Before the Romans took Malta, they had to subdue their enemy, the Carthaginians (a western Mediterranean branch of the Phoenicians). The Carthaginians were a threat to the emerging, and later supreme, Roman empire. During a series of wars, known as the Punic Wars, between 264 – 146 B.C, the Romans took control of Malta. The Islands became a free municipium, or free town.
Malta seems to have prospered under the Romans. The Islands begin to be mentioned in written records. The Roman senator and orator Cicero commented on the importance of the Temple of Juno on Melita, and on the extravagant behaviour of the Roman governor, based in Sicily. St. Paul’s shipwreck here in A.D. 60 is described in the Bible. Although the villas, temples and baths found here indicate a life of relative stability and well being, the Islands remained in effect an outpost of Sicily.
In the late 19th century, a 1st century B.C. Roman house, known today as the ‘Domus Romana‘ (or Roman Villa), was found just outside Mdina and Rabat. It contains some fine floor mosaics and was furnished with marble statues, some depicting the reigning imperial family.
Rabat is home to two sets of catacombs which were in use throughout the Roman period on Malta: St. Agatha’s, with its frescoes; and St. Paul’s catacombs, where the Apostle is said to have stayed. The Romans here appear to have tolerated religious diversity. St. Paul’s Catacombs, which date to the 4th and 5th centuries, have several Jewish menorah symbols carved in the stone.
Another key Roman site was found near Birżebbuġa, in south-east Malta. Here an enormous cistern some ten cubic metres in volume was discovered. As at other Roman settlements, finds also included an olive-crusher. The frequent occurrence of such implements shows that oil production on Malta was considerable during Roman times.
Some oil lamps exhibited at the Roman Villa bear Christian symbols such as the initial letters of Christ in Greek.

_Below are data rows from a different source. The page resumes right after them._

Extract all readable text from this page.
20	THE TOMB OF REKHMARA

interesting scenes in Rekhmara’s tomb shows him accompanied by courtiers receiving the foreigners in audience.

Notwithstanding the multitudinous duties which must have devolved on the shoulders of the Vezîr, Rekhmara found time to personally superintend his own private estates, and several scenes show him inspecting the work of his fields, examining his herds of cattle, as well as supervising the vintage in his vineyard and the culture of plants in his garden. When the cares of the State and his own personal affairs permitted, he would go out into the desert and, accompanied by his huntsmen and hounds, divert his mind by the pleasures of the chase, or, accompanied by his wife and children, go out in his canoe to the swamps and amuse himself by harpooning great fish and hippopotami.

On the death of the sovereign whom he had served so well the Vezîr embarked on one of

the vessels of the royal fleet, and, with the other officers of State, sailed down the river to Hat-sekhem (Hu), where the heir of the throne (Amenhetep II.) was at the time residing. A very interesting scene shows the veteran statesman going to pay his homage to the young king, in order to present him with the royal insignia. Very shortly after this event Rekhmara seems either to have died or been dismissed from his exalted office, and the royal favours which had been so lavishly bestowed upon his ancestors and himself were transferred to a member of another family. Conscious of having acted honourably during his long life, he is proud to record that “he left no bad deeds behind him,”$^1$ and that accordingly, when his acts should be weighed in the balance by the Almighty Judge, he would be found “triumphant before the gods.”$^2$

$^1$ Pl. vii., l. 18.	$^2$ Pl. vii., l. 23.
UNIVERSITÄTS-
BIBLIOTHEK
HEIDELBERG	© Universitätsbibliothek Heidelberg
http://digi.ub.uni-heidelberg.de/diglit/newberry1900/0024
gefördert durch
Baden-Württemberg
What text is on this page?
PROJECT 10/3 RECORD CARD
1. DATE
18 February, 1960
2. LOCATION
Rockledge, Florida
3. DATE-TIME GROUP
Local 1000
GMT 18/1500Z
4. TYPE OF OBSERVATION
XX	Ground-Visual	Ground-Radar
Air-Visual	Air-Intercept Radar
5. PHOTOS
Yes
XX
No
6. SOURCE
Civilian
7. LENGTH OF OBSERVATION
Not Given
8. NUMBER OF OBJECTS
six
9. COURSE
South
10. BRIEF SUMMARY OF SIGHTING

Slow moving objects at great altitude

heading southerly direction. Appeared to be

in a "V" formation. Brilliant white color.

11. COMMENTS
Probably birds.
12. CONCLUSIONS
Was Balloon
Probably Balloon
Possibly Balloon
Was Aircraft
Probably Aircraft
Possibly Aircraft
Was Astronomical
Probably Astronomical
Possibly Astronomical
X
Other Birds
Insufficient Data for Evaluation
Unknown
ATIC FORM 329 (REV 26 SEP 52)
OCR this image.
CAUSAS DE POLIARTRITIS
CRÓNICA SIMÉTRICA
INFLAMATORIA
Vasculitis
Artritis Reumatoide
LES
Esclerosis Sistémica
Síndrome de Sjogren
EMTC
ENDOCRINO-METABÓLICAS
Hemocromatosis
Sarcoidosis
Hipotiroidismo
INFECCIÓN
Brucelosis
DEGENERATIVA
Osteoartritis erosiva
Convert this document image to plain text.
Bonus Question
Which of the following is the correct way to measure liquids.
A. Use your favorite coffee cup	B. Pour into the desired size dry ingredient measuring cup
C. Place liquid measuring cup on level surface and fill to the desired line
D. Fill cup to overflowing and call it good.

After the division of the Roman empire at the end of the 4th century, the Maltese Islands were left almost in obscurity during the Bzyantine Period, under the jurisdiction of the Roman Empire of the East, based in Constantinople. The Byzantine period lasted for another 375 years until North African Berbers, spearheading the expansion of Islam, took over the islands in 870 AD.